Kusenko is lead author of a recent article on the event, published in the journal Physical Review Letters in October. The research suggests that some and all of the dark matter in the universe could be explained by primal black holes – hypothetical small and very old versions of the classic cosmic character that only pictured directly for the first time in 2019. All black holes, regardless of size, are celestial objects that exert so much gravity that nothing, not even light, can escape them.

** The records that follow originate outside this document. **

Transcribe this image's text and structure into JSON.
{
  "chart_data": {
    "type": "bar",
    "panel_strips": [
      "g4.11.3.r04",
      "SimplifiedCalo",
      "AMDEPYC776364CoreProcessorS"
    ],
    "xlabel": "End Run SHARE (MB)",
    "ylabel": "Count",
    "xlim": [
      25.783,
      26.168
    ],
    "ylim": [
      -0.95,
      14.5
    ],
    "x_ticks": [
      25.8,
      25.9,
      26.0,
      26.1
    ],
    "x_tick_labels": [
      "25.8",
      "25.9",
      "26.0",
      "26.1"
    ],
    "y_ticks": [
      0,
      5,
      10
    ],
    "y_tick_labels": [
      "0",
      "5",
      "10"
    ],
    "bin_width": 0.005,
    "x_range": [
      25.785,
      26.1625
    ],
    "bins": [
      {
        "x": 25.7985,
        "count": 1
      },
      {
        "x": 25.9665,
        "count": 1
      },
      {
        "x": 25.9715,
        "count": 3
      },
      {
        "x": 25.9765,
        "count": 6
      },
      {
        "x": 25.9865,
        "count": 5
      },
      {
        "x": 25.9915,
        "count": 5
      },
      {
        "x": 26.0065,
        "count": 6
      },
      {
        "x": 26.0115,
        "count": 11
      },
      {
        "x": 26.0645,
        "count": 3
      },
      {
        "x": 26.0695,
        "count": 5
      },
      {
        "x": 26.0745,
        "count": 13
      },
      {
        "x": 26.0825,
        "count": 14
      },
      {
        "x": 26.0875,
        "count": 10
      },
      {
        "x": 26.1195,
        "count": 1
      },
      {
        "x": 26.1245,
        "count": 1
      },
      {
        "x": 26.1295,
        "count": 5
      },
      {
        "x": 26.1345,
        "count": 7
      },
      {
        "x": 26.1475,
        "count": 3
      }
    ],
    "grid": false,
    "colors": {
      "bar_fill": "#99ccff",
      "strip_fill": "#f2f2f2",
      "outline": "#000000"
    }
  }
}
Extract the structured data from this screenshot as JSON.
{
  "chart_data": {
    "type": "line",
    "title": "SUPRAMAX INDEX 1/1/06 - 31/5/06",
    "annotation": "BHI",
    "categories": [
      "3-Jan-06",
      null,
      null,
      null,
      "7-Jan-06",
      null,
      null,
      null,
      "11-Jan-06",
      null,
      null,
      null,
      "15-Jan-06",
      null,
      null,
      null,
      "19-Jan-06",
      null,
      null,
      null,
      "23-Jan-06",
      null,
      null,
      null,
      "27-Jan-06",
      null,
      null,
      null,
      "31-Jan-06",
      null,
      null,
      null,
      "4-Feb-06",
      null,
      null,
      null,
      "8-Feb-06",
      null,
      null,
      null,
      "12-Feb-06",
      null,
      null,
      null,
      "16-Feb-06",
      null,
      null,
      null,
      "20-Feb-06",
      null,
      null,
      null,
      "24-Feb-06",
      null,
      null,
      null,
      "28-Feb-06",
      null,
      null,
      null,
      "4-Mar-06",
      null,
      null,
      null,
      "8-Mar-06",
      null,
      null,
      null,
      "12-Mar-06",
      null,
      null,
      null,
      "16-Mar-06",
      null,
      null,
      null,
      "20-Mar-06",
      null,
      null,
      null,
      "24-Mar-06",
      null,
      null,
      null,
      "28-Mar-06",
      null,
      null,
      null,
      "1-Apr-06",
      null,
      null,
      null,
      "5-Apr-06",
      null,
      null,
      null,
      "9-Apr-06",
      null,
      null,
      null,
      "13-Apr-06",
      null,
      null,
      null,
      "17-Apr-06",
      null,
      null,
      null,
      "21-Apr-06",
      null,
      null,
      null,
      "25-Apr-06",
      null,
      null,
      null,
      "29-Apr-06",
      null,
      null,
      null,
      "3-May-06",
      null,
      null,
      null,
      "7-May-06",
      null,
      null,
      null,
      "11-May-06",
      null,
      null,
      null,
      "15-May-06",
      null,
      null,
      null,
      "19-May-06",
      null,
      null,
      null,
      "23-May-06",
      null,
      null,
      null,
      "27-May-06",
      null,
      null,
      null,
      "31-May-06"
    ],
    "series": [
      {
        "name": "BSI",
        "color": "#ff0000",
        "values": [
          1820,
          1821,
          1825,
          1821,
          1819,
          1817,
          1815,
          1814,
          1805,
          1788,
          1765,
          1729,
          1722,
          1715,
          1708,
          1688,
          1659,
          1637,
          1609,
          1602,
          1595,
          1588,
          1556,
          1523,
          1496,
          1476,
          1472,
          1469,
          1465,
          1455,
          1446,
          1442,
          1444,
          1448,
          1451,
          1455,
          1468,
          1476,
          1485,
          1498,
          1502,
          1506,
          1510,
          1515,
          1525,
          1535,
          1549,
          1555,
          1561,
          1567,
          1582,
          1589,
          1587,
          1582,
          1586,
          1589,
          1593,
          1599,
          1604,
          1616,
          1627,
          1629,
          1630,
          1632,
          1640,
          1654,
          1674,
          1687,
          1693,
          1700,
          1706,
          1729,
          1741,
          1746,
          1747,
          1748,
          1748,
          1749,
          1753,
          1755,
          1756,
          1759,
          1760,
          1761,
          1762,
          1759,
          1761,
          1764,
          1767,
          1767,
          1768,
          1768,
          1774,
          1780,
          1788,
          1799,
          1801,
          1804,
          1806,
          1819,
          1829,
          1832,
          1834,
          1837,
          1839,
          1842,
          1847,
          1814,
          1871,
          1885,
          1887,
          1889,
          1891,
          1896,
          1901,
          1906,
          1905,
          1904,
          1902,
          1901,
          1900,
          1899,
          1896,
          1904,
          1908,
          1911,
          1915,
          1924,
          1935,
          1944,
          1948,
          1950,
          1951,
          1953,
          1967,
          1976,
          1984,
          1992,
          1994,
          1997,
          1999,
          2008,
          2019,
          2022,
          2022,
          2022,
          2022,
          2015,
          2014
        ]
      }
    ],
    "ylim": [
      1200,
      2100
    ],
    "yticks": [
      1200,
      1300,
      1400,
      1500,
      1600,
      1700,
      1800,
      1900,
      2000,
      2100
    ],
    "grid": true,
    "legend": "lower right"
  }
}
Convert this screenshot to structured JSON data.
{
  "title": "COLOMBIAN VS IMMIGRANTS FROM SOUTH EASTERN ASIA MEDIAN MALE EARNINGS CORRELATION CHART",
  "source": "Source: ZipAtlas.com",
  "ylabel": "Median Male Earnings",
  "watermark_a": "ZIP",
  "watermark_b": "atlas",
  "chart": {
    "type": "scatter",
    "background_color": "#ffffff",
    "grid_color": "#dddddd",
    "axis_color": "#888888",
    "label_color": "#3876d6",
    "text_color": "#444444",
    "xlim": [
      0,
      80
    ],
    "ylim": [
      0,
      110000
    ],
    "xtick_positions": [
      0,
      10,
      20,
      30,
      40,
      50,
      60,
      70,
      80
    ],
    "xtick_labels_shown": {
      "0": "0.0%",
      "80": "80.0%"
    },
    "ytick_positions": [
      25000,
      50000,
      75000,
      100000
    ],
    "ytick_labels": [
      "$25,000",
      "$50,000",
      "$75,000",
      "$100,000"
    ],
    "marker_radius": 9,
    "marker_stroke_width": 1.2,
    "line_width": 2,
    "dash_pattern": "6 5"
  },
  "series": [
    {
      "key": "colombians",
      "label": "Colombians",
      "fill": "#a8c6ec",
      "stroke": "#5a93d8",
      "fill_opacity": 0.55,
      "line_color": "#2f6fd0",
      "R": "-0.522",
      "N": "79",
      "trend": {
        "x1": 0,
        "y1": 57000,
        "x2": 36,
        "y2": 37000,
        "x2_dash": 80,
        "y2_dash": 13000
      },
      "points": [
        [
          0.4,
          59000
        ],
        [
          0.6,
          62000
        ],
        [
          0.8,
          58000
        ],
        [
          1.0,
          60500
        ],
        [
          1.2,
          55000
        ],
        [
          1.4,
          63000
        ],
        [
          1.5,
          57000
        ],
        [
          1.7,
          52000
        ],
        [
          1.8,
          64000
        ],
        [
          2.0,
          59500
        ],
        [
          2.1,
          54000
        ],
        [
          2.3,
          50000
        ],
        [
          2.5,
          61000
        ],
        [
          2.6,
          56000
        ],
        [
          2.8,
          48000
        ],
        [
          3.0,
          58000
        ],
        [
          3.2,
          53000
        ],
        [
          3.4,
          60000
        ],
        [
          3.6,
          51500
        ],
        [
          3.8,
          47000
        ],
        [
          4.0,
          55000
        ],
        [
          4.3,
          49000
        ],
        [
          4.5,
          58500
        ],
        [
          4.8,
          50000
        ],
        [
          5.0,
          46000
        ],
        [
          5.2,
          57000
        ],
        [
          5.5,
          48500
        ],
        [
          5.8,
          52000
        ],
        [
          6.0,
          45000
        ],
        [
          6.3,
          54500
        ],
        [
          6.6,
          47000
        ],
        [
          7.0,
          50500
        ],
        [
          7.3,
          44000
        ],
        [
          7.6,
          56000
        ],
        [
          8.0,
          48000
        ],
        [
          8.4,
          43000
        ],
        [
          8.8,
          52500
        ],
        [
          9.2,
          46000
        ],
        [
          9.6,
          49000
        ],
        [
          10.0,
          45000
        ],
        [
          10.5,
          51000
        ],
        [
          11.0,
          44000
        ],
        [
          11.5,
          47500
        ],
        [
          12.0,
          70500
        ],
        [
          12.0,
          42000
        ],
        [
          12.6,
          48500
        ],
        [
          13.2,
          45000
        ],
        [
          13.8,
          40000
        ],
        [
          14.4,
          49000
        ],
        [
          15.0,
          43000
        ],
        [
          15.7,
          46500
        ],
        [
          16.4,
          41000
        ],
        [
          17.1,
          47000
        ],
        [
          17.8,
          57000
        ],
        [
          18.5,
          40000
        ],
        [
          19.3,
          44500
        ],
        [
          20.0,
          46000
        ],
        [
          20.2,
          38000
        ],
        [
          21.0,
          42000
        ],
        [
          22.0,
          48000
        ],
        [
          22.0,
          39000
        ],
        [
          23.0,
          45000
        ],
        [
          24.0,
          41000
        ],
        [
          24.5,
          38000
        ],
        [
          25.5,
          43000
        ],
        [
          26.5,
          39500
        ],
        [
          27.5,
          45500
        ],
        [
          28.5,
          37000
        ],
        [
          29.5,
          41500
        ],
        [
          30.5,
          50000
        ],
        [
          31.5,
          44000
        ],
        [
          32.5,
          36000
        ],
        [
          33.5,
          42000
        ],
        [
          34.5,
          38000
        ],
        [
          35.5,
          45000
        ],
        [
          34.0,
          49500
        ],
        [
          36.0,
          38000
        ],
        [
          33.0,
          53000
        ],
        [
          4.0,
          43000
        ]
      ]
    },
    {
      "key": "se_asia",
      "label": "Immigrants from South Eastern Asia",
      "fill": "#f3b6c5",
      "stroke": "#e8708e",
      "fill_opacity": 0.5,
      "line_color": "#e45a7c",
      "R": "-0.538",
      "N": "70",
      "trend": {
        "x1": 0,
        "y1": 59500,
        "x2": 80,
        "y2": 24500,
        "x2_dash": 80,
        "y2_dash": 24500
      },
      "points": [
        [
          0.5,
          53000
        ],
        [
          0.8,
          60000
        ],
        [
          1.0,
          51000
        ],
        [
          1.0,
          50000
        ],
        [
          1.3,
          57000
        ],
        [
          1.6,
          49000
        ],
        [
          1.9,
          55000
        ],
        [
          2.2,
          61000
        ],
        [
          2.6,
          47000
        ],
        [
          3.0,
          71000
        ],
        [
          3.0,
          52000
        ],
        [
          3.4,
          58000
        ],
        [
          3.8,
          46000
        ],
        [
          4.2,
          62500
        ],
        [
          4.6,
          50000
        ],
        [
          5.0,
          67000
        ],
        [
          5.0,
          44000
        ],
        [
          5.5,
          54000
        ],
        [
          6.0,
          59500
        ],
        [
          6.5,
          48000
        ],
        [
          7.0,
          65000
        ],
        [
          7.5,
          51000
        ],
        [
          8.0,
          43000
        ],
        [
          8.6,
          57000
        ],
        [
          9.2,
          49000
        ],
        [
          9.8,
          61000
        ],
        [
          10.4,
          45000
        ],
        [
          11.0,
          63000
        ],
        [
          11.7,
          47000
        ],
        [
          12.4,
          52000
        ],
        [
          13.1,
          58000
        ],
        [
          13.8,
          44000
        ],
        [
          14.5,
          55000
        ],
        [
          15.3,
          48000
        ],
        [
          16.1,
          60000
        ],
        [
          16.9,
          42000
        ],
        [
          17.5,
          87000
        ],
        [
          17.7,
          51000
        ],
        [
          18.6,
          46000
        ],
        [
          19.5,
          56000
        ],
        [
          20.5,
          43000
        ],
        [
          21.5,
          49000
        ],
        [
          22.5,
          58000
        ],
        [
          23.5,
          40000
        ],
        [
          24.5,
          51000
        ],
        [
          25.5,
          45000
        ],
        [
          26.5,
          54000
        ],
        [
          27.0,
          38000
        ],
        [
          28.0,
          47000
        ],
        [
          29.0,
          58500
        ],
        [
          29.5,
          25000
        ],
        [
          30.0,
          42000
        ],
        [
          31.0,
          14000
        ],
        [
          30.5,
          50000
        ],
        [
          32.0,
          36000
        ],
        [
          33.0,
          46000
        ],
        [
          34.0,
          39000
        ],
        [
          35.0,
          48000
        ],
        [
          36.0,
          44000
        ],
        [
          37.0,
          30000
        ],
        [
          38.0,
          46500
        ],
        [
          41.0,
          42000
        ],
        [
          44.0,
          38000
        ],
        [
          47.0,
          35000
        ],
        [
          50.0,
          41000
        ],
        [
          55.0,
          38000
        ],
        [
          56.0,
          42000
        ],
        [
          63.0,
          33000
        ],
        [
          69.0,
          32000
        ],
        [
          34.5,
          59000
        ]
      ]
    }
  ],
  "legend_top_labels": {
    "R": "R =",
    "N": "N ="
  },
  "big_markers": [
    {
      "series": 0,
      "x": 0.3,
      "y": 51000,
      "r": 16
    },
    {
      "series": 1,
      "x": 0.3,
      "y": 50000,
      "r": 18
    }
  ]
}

One idea is that, at the beginning of the universe, small fluctuations in density in the incredibly dense inflating universe would have been enough to spawn black holes from the pre-stellar plasma, especially if heavy particles interacted with them through an unknown force. (By default, known black holes are usually formed by collapsing stars.)

“If you take a spoonful of primordial plasma, it’s almost like a black hole,” Kusenko said, referring to the universe’s initial density. “Squeeze it a little bit and the light wouldn’t escape.”

Some of these theoretical black holes, in accordance with Einstein’s theory of gravity, would have been of a certain critical size to be seen as constantly expanding to an observer in the black hole – while remaining static size to the external observer. This idea may spawn ideas in our own universe, but keep in mind that primal black holes themselves are only theoretical at this point.

And that’s the immediate concern of Kusenko’s team: proving their existence. Primordial black holes would have to be numerous if they explained some of the universe’s dark matter – mysterious things that seem to make up about 27% of the universe – but too small to be detectable, as their confirmed counterparts have been.

The artist's view of baby universes breaking down shortly after the Big Bang.

Artist’s concept of baby universes breaking down shortly after the big bang.
Statue: Kavli Institute for the physics and mathematics of the universe

Kusenko and his colleagues (the October paper involved researchers from UCLA and Kavli IPMU) cast a wide net for black hole candidates using the Hyper Suprime-Cam, a lens barrel nearly six feet long that has been attached the Subaru telescope on Mauna Kea at the mirror of almost 9 meters. The camera can image the entire Andromeda galaxy every few minutes. Since a candidate for a primordial black hole was selected in 2014 during the seven-hour round trip of the cosmos, Kusenko hopes future sightings can gather more events to unravel.

The 2014 observation was not easy to find across all data. That team narrowed down a catalog of more than 15,000 candidate stars to check for light distortion, and found nearly 50 “deceptive” events, including those caused by bright stars. One trickster was even triggered by a passing asteroid. But after much star sorting, one candidate seemed bona fide.

If more candidate events are identified, there will be more runway for the team’s theory that many miniature black holes are responsible for the excessive gravity measured in many galaxies (it’s that extra gravity that tipped scientists to the existence of dark matter in the 1970s). To put things in perspective, the smallest known black holes are in the realm of 5 solar masses (that is, five times the size of the sun). The recent candidate black hole was only the size of our planet.

If a black hole the size of Earth sounds hard to believe, it’s not even the smallest black hole proposed. Last year, physicists proposed one black hole the size of a bowling ball to explain a hypothetical object in our solar system known as Planet Nine.

Kusenko’s team made another round of sightings at Mauna Kea in late 2020, and they now have to do the painstaking work of searching the data. We could find out later this year if they found possible black holes– and our fingers are tightly crossed for good news.